# Zillow Dataset Cleaning - First Step
 Use this as a reference, you **do not** need to run these cells
 - [Link to the orginal dataset](https://www.zillow.com/research/data/) from Zillow's website
 - Select: `ZORI All Homes Plus Multifamily Smoothed` 

In [None]:
# Imports
import pandas as pd
import numpy as np

In [None]:
# Connect to data
FILEPATH = 'https://raw.githubusercontent.com/Lambda-School-Labs/cityspire-a-ds/main/notebooks/Rental_Data/Original_Zillow.csv'
zillow_original = pd.read_csv(FILEPATH)

In [None]:
# Function to clean up the dataset + yearly average columns

def zillow_cleaner(df):
  ''' A function to convert a dataset from Zillow into something more useable 
  for a predictive model.
  '''

  # Drop columns
  df = df.drop(['RegionID', 'RegionName', 'SizeRank'], axis=1)

  # Change column name
  df = df.rename(columns={"MsaName": "City/State"})
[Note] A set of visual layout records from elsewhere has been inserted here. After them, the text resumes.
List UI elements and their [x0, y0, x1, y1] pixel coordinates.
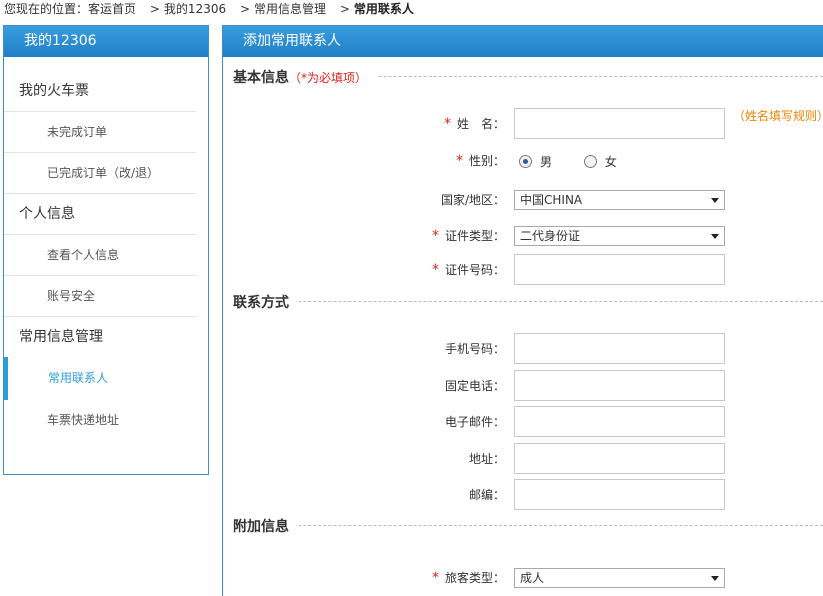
breadcrumb-separator: >	[239, 2, 250, 16]
sidebar-item-contacts[interactable]: 常用联系人	[4, 357, 208, 400]
sidebar-group-info-management: 常用信息管理	[19, 329, 103, 345]
row-zip: 邮编：	[223, 479, 823, 511]
zip-input[interactable]	[514, 479, 725, 510]
gender-female-label[interactable]: 女	[605, 155, 617, 169]
sidebar-title: 我的12306	[4, 26, 208, 57]
main-panel: 添加常用联系人 基本信息（*为必填项） * 姓 名： （姓名填写规则） * 性别： …	[222, 25, 823, 596]
sidebar-nav: 我的火车票 未完成订单 已完成订单（改/退） 个人信息 查看个人信息 账号安全 …	[4, 57, 208, 440]
sidebar-group-tickets: 我的火车票	[4, 71, 196, 112]
sidebar: 我的12306 我的火车票 未完成订单 已完成订单（改/退） 个人信息 查看个人…	[3, 25, 209, 475]
breadcrumb-current: 常用联系人	[353, 2, 414, 16]
sidebar-item-delivery-address[interactable]: 车票快递地址	[4, 400, 196, 440]
section-title-contact: 联系方式	[233, 292, 299, 312]
gender-radio-group: 男 女	[519, 145, 645, 177]
email-label: 电子邮件：	[444, 415, 505, 429]
sidebar-item-finished-orders[interactable]: 已完成订单（改/退）	[4, 153, 196, 194]
sidebar-group-personal-info: 个人信息	[4, 194, 196, 235]
address-input[interactable]	[514, 443, 725, 474]
name-rules-link[interactable]: （姓名填写规则）	[733, 108, 823, 124]
passenger-type-label: * 旅客类型：	[431, 570, 505, 586]
row-phone: 固定电话：	[223, 370, 823, 402]
chevron-down-icon	[711, 576, 719, 581]
row-country: 国家/地区： 中国CHINA	[223, 184, 823, 216]
chevron-down-icon	[711, 234, 719, 239]
sidebar-item-account-security[interactable]: 账号安全	[4, 276, 196, 317]
email-input[interactable]	[514, 406, 725, 437]
gender-male-radio[interactable]	[519, 155, 532, 168]
row-passenger-type: * 旅客类型： 成人	[223, 562, 823, 594]
section-basic-label: 基本信息	[233, 70, 289, 86]
breadcrumb-prefix: 您现在的位置：	[4, 2, 89, 16]
required-mark: *	[431, 228, 439, 244]
required-mark: *	[443, 116, 451, 132]
id-number-label: * 证件号码：	[431, 262, 505, 278]
row-id-number: * 证件号码：	[223, 254, 823, 286]
breadcrumb-separator: >	[339, 2, 350, 16]
row-email: 电子邮件：	[223, 406, 823, 438]
row-gender: * 性别： 男 女	[223, 145, 823, 177]
gender-label: * 性别：	[455, 153, 505, 169]
breadcrumb-home[interactable]: 客运首页	[88, 2, 136, 16]
breadcrumb: 您现在的位置：客运首页 > 我的12306 > 常用信息管理 > 常用联系人	[4, 0, 414, 18]
sidebar-item-view-personal-info[interactable]: 查看个人信息	[4, 235, 196, 276]
row-name: * 姓 名： （姓名填写规则）	[223, 108, 823, 140]
country-label: 国家/地区：	[440, 193, 505, 207]
breadcrumb-my12306[interactable]: 我的12306	[164, 2, 226, 16]
section-divider	[233, 301, 823, 302]
breadcrumb-info-management[interactable]: 常用信息管理	[254, 2, 326, 16]
passenger-type-selected-value: 成人	[520, 571, 545, 585]
id-type-select[interactable]: 二代身份证	[514, 226, 725, 246]
id-number-input[interactable]	[514, 254, 725, 285]
row-id-type: * 证件类型： 二代身份证	[223, 220, 823, 252]
id-type-selected-value: 二代身份证	[520, 229, 581, 243]
required-mark: *	[431, 570, 439, 586]
gender-male-label[interactable]: 男	[540, 155, 552, 169]
required-mark: *	[455, 153, 463, 169]
chevron-down-icon	[711, 198, 719, 203]
sidebar-item-unfinished-orders[interactable]: 未完成订单	[4, 112, 196, 153]
phone-input[interactable]	[514, 370, 725, 401]
country-selected-value: 中国CHINA	[520, 193, 583, 207]
phone-label: 固定电话：	[444, 379, 505, 393]
name-label: * 姓 名：	[443, 116, 505, 132]
required-note: （*为必填项）	[289, 71, 368, 85]
gender-female-radio[interactable]	[583, 155, 597, 168]
id-type-label: * 证件类型：	[431, 228, 505, 244]
breadcrumb-separator: >	[149, 2, 160, 16]
zip-label: 邮编：	[468, 488, 505, 502]
section-divider	[233, 525, 823, 526]
address-label: 地址：	[468, 452, 505, 466]
page-title: 添加常用联系人	[223, 26, 823, 57]
mobile-input[interactable]	[514, 333, 725, 364]
country-select[interactable]: 中国CHINA	[514, 190, 725, 210]
passenger-type-select[interactable]: 成人	[514, 568, 725, 588]
name-input[interactable]	[514, 108, 725, 139]
section-title-extra: 附加信息	[233, 516, 299, 536]
section-title-basic: 基本信息（*为必填项）	[233, 67, 378, 87]
required-mark: *	[431, 262, 439, 278]
row-address: 地址：	[223, 443, 823, 475]
mobile-label: 手机号码：	[444, 342, 505, 356]
row-mobile: 手机号码：	[223, 333, 823, 365]
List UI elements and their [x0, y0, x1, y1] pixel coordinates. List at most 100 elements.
  # Creating yearly average columns
  # 2014 averages
  fourteen_columns = list(df)[1:13]
  df.insert(13, '2014_Average',
                    df[fourteen_columns].mean(axis=1), True)
  # 2015 averages
  fifteen_columns = list(df)[14:26]
  df.insert(26, '2015_Average',
                    df[fifteen_columns].mean(axis=1), True)
  # 2016 averages
  sixteen_columns = list(df)[27:39]
  df.insert(39, '2016_Average',
                    df[sixteen_columns].mean(axis=1), True)
  # 2017 averages
  seventeen_columns = list(df)[40:52]
  df.insert(52, '2017_Average',
                    df[seventeen_columns].mean(axis=1), True)
  # 2018 averages
  eightteen_columns = list(df)[53:65]
  df.insert(65, '2018_Average',
                    df[eightteen_columns].mean(axis=1), True)
  # 2019 averages
  nineteen_columns = list(df)[66:78]
  df.insert(78, '2019_Average',
                    df[nineteen_columns].mean(axis=1), True)
  # 2020 averaes
  twentytwenty_columns = list(df)[79:91]
  df.insert(91, '2020_Average',
                    df[twentytwenty_columns].mean(axis=1), True)

  return df

In [None]:
# Run cleaning function
zillow_original = zillow_cleaner(zillow_original)

# Check it out
print(zillow_original.shape)
zillow_original.head()

[GeekforGeeks](https://www.geeksforgeeks.org/python-pandas-dataframe-interpolate) - Interpolate Function

In [None]:
# Deal with NaN with interpolate, a way to estimate instead of dropping
zillow_original.interpolate(method='linear', axis=0, inplace=True, limit_direction='both', limit_area='inside', downcast=None)

# Inspect
zillow_original.info()

Oddly not all of the NaNs were converted to a numerical value based on neighbors. Assumption is that if there are multiple NaNs in sequence the `interpolate()` function has a hard time defining a value.

There were only a hand full of these, so they were corrected manually. Taking the average of the nearest four neighbors, a numerical value was given for the NaN.